Higher education legislation filed in the Missouri General Assembly this year is largely focused on social issues and college affordability.
The 2023 legislative session began Wednesday. New lawmakers representing districts around the state traveled to Jefferson City to be sworn-in and new leaders were officially elected in the Missouri House and Senate. Action on legislation is expected to begin this week.
Lawmakers in the Missouri House and Senate have filed more than 28 bills affecting higher education in some fashion. Eleven bills are aimed at expanding or modifying scholarship and loan programs while the rest seek to tackle issues like prohibiting vaccine mandates and the participation of transgender athletes in school sports.

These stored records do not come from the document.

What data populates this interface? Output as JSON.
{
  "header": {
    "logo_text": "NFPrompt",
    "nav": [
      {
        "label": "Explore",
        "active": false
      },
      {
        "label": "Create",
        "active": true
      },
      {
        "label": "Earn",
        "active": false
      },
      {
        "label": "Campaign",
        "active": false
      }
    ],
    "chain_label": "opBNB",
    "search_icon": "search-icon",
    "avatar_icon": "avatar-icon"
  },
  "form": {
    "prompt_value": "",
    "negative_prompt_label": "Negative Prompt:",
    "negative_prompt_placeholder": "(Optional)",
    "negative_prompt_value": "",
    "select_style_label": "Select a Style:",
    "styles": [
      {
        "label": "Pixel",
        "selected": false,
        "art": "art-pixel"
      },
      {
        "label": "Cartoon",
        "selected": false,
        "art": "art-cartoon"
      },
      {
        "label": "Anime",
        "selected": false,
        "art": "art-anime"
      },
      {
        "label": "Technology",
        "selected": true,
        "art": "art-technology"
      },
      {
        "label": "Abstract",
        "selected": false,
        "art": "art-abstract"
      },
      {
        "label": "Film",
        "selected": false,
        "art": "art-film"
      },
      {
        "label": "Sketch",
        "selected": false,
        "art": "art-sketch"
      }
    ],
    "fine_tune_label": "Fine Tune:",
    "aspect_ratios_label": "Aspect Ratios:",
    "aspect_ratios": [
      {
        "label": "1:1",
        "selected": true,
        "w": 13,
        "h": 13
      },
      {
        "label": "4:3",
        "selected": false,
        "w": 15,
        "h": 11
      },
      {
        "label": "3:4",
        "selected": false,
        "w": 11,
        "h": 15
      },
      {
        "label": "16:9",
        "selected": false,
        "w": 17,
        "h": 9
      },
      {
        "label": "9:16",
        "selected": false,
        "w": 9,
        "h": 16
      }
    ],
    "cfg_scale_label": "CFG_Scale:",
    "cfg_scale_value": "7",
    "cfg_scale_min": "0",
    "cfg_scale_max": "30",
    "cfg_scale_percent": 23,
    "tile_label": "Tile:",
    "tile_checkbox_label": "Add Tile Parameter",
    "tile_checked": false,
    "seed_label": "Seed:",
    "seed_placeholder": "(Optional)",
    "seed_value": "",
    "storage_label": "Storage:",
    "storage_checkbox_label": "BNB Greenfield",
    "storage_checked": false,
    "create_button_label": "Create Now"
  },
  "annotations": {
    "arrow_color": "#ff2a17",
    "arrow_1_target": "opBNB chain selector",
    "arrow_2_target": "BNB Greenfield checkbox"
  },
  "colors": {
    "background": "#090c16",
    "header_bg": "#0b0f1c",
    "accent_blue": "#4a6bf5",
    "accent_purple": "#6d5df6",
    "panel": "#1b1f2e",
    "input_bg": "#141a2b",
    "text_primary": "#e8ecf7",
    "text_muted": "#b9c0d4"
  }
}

Natalie Sanders, communications director for the Missouri Department of Higher Education and Workforce Development, said the department's priorities this session revolve around modernizing state workforce networks, maintaining student grant and scholarship award levels, and supporting funding opportunities at colleges and universities.
"MDHEWD administers 10 student financial assistance programs," Sanders wrote to the News Tribune in an email. "In total, those programs serve more than 64,800 students and disburse more than $134 million in assistance to support their education and training."
Sanders said the state's Access Missouri, Bright Flight and A+ Scholarship programs were fully funded for the first time last session, and the department is advocating for those funding levels to remain.
It's also asking lawmakers to continue last year's funding for the Dual Credit/Dual Enrollment program and the Fast Track Workforce Incentive Grant aimed at adult learners returning to the classroom or getting an apprenticeship.
"MDHEWD is looking forward to the opportunity to work with the General Assembly during the legislative session as we focus on higher education and workforce development priorities for 2023," she continued.
Behind conservative social issues, college affordability is the second largest theme among higher education legislation filed in the General Assembly this year, with many also looking to address workforce shortages.
Rep. Don Mayhew, R-Crocker, wants to add a Science, Technology, Engineering and Mathematics (STEM) Grant program for students awarded the Access Missouri grant with HB 515. Other lawmakers are set on expanding the number of institutions students can attend on the A+ scholarship and allowing students with a MOST 529 account to use up to $10,000 on student loans.
SB 107, sponsored by Sen. Lauren Arthur, D-Kansas City, expands the Advantage Missouri Program to provide student loans and a loan forgiveness program for students studying to become teachers in high-need public or charter schools. Rep. Ed Lewis, R-Moberly, is carrying similar legislation in the House to transform the Urban Flight and Rural Needs Scholarship Program.
The proposals are a short-term recommendation the Missouri Teacher Recruitment and Retention Blue Ribbon Commission announced in September. The commission also recommended teacher pay raises. Arthur, a member of the commission, said it's "low-hanging fruit" for the state to remain competitive with its neighbors.
Legislators in the House have also filed legislation to expand the state's large animal veterinary student loan program and health professional student loan repayment program.
More legislation is focused on what college life looks like in Missouri than how students get there, however.
Three members of the House and three state senators have filed standalone bills that would prevent transgender athletes who were born male from competing on college teams made up of the gender they identify with. The measures would also apply to the high school and elementary school levels.
The bills are SB 2, SB 48, SB 165, HB 170, HB 183 and HB 337.
Several iterations of the legislation would withhold state funding to colleges and universities that don't comply.
Republicans have pointed to Gov. Mike Parson voicing support for the legislation after it didn't pass last year as a reason for the renewed push. In talking to reporters about how long the Senate took work through congressional redistricting, the governor said lawmakers left a transgender athlete ban, critical race theory legislation and parental oversight on education on the table. "I think those are some things we should have got done," Parson said in May.
Four bills -- three in the Senate and one in the House -- would prevent public colleges and universities from requiring COVID-19 vaccines, which would also apply to the elementary and high school levels.
Those bills are SB 159, SB 201, SB 232 and HB 205.
Additional legislation focused on social issues would tax the endowment of colleges and universities in any way affiliated with abortion providers (SB 290, Sen. Mike Moon); prevent medical schools from incorporating diversity, equity and inclusion in employee training or student instruction (SB 410, Sen. Andrew Koenig); prevent mandatory gender or sexual diversity training to college students (HB 75, Rep. Ann Kelley); and prevent discrimination relating to hair texture and protective styles, such as braids, locks, twists and afros (SB 424, Sen. Barbara Washington).
Rep. Travis Smith, R-Twin Bridges, is sponsoring HB 240 to prevent anyone who helps a hazing victim, by calling 911 for example, from being charged with a crime. And Sen. Barbara Washington, D-Kansas City, is carrying SB 440 to codify rights and protections for student media.